Virginia feels so conned that she smashes her prized pigurines, starting with her previous Pigfoot, denouncing it as “a ceramic lie,” and prepares to throw out her telescope, which she sees as useless now that she knows there are no UFOs to watch out for. But this is not a Flowers For Algernon moment. Readjusting her thought process so that it’s lined up with reality doesn’t liberate Virginia from the chains of delusional thinking and ignorance. It just bums her out. Burt, naturally, takes it harder than anyone. “I miss the woman who believed pigs could be policemen or lawyers or porktologists,” he says, and even tries to piece Pigfoot back together before becoming dejected himself. (“Now I see why God never actually made a pig Sasquatch. It’s very time-consuming!”) So when objects in the house begin moving of their own accord and Maw-Maw’s closet appears to be haunted, it’s actually a cause for rejoicing.

Burt’s rejoicing grows a little muted when he discovers that the Chances don’t have a ghost, but a friendly home invader. It’s Jimmy, who, having run into some problems at home, has come to the Chance’s house hoping to ask their advice and, instead, has somehow moved into the fallout shelter that Burt didn’t even know they had. (“It’s really small,” he notes when he finally checks out the space. “I don’t think Paw-Paw was planning to save the whole family.”) So that’s how Mike O’Malley winds up hiding beneath the floorboards, banging on the pipes and moaning and belching (“It’s the restless spirits of the Native American children buried beneath the house!”  cries Burt. “There’s nothing scarier than the burp of a dead child!”), to restore Virginia’s sense of wonder.
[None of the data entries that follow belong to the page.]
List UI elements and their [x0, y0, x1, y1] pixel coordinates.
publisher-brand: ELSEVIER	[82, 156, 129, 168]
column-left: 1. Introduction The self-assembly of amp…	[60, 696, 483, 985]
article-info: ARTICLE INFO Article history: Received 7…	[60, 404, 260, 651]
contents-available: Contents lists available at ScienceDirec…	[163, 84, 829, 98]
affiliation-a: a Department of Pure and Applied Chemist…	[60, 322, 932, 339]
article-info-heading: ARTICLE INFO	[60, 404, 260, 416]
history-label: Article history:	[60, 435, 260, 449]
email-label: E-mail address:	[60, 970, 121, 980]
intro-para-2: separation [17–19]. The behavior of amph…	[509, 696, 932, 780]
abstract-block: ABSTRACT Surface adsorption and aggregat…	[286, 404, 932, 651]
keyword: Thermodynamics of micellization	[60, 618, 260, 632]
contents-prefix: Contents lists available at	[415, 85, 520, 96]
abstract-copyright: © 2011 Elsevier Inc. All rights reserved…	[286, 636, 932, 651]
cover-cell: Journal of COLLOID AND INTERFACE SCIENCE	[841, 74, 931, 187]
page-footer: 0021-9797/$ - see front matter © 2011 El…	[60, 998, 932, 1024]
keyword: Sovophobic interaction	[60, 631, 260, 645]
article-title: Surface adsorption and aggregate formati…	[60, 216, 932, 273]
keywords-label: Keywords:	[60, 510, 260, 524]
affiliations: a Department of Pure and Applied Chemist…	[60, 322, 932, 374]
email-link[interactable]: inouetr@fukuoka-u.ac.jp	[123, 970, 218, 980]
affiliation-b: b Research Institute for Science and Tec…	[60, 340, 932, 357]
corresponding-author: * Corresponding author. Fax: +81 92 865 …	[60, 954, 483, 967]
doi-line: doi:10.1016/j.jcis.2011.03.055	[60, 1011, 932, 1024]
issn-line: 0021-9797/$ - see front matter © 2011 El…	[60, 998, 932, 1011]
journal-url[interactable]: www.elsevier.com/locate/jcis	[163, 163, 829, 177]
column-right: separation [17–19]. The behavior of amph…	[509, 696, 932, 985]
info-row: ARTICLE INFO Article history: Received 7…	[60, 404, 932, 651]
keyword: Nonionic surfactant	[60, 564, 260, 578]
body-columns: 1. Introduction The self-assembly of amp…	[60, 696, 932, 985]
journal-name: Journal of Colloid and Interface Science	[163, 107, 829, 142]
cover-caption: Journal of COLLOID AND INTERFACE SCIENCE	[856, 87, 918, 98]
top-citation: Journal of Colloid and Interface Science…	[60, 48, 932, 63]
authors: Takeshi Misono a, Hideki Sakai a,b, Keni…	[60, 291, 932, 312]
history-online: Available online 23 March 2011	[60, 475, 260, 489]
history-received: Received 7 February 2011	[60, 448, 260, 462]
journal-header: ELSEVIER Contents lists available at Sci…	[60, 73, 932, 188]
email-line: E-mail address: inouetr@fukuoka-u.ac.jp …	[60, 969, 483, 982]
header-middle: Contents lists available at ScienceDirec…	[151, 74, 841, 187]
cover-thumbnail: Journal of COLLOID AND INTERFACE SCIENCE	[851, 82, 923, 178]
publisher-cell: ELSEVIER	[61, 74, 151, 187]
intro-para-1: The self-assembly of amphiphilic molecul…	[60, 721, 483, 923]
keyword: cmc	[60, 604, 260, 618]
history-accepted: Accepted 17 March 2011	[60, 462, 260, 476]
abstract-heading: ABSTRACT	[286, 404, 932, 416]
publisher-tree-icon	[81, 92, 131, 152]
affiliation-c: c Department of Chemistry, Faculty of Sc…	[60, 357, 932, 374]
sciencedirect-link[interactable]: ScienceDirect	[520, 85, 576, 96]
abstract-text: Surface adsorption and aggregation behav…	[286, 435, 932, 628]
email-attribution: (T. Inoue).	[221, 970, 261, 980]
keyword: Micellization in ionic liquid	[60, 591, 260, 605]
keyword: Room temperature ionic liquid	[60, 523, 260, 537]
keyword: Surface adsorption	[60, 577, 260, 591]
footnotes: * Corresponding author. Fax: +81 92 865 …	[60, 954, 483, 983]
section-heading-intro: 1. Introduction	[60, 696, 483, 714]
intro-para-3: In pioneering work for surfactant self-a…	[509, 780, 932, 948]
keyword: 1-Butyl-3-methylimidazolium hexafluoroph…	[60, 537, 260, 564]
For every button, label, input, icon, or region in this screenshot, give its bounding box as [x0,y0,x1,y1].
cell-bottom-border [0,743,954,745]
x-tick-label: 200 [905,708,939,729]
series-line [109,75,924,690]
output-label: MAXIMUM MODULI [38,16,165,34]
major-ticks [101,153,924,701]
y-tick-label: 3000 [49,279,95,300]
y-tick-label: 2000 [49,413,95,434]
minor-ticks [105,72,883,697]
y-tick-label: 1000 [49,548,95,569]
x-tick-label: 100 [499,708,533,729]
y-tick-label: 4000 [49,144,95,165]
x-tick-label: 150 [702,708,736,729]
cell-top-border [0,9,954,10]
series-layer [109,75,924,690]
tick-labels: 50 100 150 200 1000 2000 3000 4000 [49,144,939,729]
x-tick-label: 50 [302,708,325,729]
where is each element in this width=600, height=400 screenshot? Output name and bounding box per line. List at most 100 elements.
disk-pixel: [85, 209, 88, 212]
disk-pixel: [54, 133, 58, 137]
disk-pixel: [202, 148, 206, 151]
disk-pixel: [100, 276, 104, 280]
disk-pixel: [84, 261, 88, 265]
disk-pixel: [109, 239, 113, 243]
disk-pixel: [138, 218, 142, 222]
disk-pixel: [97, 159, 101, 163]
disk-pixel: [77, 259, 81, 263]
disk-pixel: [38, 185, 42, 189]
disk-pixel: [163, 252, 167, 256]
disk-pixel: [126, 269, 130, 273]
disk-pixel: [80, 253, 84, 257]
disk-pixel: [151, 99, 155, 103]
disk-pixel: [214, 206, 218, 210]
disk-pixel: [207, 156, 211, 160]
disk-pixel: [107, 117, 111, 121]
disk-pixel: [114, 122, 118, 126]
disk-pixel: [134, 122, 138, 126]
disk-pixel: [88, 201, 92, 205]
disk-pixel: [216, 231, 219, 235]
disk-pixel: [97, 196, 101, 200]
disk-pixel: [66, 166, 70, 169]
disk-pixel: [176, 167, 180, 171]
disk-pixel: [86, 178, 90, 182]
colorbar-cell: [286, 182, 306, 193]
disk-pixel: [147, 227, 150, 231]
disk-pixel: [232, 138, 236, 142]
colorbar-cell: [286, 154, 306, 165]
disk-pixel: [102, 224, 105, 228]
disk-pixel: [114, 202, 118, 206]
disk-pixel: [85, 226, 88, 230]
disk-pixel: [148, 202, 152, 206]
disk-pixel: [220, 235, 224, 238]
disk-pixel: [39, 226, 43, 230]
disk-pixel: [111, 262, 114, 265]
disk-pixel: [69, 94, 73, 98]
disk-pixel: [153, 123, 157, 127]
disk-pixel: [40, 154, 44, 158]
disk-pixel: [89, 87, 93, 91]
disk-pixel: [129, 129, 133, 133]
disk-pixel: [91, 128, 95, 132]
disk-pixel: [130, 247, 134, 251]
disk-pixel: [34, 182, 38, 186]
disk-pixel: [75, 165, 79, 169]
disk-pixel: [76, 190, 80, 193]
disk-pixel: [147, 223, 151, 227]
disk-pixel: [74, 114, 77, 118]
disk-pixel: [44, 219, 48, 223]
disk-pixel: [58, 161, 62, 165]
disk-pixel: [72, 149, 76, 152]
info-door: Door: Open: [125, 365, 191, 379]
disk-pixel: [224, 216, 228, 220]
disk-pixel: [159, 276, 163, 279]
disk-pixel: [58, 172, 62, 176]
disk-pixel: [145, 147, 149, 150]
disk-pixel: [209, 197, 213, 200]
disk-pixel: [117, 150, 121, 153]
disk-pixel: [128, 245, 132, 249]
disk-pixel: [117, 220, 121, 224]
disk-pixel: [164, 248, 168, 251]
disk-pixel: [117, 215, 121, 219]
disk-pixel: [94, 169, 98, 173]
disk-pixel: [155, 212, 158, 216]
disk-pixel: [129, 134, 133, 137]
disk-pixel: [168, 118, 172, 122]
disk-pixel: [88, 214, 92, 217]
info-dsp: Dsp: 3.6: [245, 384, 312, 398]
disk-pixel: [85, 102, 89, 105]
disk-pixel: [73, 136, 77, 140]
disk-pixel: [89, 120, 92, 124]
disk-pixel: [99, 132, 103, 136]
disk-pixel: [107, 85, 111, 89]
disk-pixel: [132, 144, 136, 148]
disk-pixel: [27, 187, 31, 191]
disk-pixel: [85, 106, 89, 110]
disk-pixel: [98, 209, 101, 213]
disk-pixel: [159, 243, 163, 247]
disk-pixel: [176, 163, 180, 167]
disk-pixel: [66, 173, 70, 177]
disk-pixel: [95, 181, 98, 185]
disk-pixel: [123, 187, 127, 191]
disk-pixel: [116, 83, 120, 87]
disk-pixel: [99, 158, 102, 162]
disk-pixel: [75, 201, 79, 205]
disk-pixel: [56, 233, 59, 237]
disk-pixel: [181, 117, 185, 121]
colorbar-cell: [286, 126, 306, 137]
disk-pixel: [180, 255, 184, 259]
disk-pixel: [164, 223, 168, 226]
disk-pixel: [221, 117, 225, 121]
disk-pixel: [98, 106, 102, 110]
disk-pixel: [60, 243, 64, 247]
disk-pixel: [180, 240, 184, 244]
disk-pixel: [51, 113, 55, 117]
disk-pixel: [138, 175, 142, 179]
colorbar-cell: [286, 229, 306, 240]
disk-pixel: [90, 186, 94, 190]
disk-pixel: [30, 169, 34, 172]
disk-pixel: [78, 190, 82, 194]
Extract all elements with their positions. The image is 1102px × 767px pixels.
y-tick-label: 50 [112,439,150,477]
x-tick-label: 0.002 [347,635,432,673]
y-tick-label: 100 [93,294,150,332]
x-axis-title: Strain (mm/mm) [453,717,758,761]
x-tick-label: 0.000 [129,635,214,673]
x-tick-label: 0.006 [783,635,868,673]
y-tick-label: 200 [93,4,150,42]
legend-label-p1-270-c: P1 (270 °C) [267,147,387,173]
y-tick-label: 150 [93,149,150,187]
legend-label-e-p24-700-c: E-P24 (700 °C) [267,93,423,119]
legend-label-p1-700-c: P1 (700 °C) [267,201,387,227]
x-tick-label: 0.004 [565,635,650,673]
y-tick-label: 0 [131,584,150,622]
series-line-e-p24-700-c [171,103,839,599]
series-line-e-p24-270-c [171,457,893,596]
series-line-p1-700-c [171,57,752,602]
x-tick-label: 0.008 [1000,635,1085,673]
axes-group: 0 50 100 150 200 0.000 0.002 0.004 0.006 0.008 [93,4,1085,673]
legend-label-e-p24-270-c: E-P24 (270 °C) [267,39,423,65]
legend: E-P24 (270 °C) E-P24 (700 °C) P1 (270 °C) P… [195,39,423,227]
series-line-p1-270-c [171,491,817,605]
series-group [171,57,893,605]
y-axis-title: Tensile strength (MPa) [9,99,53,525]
I’m not sure why, after having spent half my life hating Forrest Gump, I was rooting for this mission to succeed, but take my word for it: Martha Plimpton and Garret Dillahunt make a more convincing case for the argument that being not-so-bright may be a state of grace than Tom Hanks ever did. There’s also a twist ending, which, weirdly enough, which actually makes the whole thing that much endearing. In its final installments, Raising Hope has fully regained its knack for merging deep sweetness with high silliness. If that doesn’t restore your sense of wonder, I don’t know what will.